В те дни на улицах Петергофа много появилось революционной матросни, братишек из Кронштадта и Ораниенбаума,
Петергофский вокзал имел две платформы, выходившие из-под высокой остекленной арки и далее крытые легким навесом на чугунных, фасонного литья, опорах; ближняя сейчас пустовала, и юнкера спрыгивали с нее на рельсы и шли ко второй платформе, где стоял поезд, карабкались на высокие трехступенчатые подножки, колотились в запертые с этой стороны тамбуры. За пыльными стеклами вагонов мелькали фуражки и лица отъезжавших. Решиться надо было в какие-нибудь секунды, потому что уже пробил второй звонок и вскоре было бы не успеть перебежать через рельсы: приближался встречный из Питера. В этом месте своего сна чувствовал Кобрисов неодолимое оцепенение, сковавшее и ноги, и все его большое тело, чувствовал страшную, изнурительную раздвоенность — ему хотелось и опередить встречный поезд, и чтобы он скорее налетел и не пришлось бы уже перебегать. Вот уже последние, кто хотел того, перебежали, вцепились в поручни, повисли гроздьями, и тут поезд тронулся медленно, как бы в раздумье, и они оглядывались на тех, кто оставался, и так до самой последней секунды, когда встречный налетел с грохотом и заслонил их. Вспоминал об этом Кобрисов с грустью и теснением сердца, оказалось это не простым расставанием, но великим русским разломом. Он это смутно чувствовал и тогда, хотя отъехавшим надлежало всего несколько дней отстоять в карауле у Зимнего и вернуться. Не вернулся никто.

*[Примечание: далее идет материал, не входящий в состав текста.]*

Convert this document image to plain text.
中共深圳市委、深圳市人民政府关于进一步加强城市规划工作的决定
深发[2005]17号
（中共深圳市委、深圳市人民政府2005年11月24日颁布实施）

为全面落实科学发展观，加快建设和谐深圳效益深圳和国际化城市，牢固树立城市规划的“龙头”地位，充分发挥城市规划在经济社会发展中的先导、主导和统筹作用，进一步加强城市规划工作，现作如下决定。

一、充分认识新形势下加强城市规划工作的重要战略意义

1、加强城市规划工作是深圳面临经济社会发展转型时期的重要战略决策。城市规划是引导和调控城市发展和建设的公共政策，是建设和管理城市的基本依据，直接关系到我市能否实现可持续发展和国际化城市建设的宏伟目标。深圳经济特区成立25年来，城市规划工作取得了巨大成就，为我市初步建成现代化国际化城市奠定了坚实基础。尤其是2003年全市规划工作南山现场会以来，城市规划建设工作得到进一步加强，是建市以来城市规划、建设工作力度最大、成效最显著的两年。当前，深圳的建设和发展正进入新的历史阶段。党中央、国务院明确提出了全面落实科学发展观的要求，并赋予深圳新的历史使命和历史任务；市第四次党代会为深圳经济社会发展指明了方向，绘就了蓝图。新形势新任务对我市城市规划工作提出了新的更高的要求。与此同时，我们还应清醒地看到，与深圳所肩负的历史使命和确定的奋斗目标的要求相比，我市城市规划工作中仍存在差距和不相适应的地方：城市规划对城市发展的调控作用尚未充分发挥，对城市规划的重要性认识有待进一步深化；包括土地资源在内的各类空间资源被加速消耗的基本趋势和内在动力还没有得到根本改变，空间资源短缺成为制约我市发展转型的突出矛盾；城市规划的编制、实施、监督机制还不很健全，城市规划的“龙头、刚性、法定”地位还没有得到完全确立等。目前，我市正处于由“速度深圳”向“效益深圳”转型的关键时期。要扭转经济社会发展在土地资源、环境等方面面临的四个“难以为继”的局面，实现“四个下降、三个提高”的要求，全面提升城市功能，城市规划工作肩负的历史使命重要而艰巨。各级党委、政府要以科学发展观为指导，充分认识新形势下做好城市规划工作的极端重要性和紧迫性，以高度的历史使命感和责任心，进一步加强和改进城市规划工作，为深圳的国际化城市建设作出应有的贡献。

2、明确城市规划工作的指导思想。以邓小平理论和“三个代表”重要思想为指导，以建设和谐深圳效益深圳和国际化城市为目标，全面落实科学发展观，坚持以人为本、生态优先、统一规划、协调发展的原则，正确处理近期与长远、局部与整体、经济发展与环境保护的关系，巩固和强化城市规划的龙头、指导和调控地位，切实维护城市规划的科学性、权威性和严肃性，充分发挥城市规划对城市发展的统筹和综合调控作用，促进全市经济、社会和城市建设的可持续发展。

А уже через год так сложилось, к тому привело Кобрисова его оцепенение, что где-нибудь в Сальской степи он летел на своем чалом Буяне, с оттянутой назад шашкой, распяливая рот криком: «Даешь Котлубань!» — а встречно летели с оттянутыми шашками и с криком бывшие дружки, Мишка и Колька, теперь смертельные враги ему — только из-за того, что они перебежали через рельсы, а он нет… Он не знал, как все это объяснить своим дочкам, и надо ли объяснять, имея на погоне две генеральские звезды. Но почему-то опять он злился и доказывал им, что выбор уехавших оказался не лучшим — было повальное бегство из Крыма, чужбина, голод, позор нищеты посреди чужого богатства и роскоши. Хотели бы они, что их папка зарабатывал им на жизнь, играя на гармони в ресторанах? Или бы в цирке показывал вольтижировку? Да пошли они прочь, не о чем ему с ними разговаривать!
Но понемногу приходило к нему смирение, и прежде всего он примирился с женою, зная, что в споре его с дочками она, конечно, примет его сторону и пресечет неуместные расспросы. Она примет его сторону в споре с целым светом и найдет слова самые убедительные и выскажет их не сразу и не впрямую, но исподволь, в час по чайной ложке, и выйдет само собою, что все кругом карьеристы и шкурники, один ее Фотя — талант и храбрец, которого ценить не умеют. Это у нее так славно получалось!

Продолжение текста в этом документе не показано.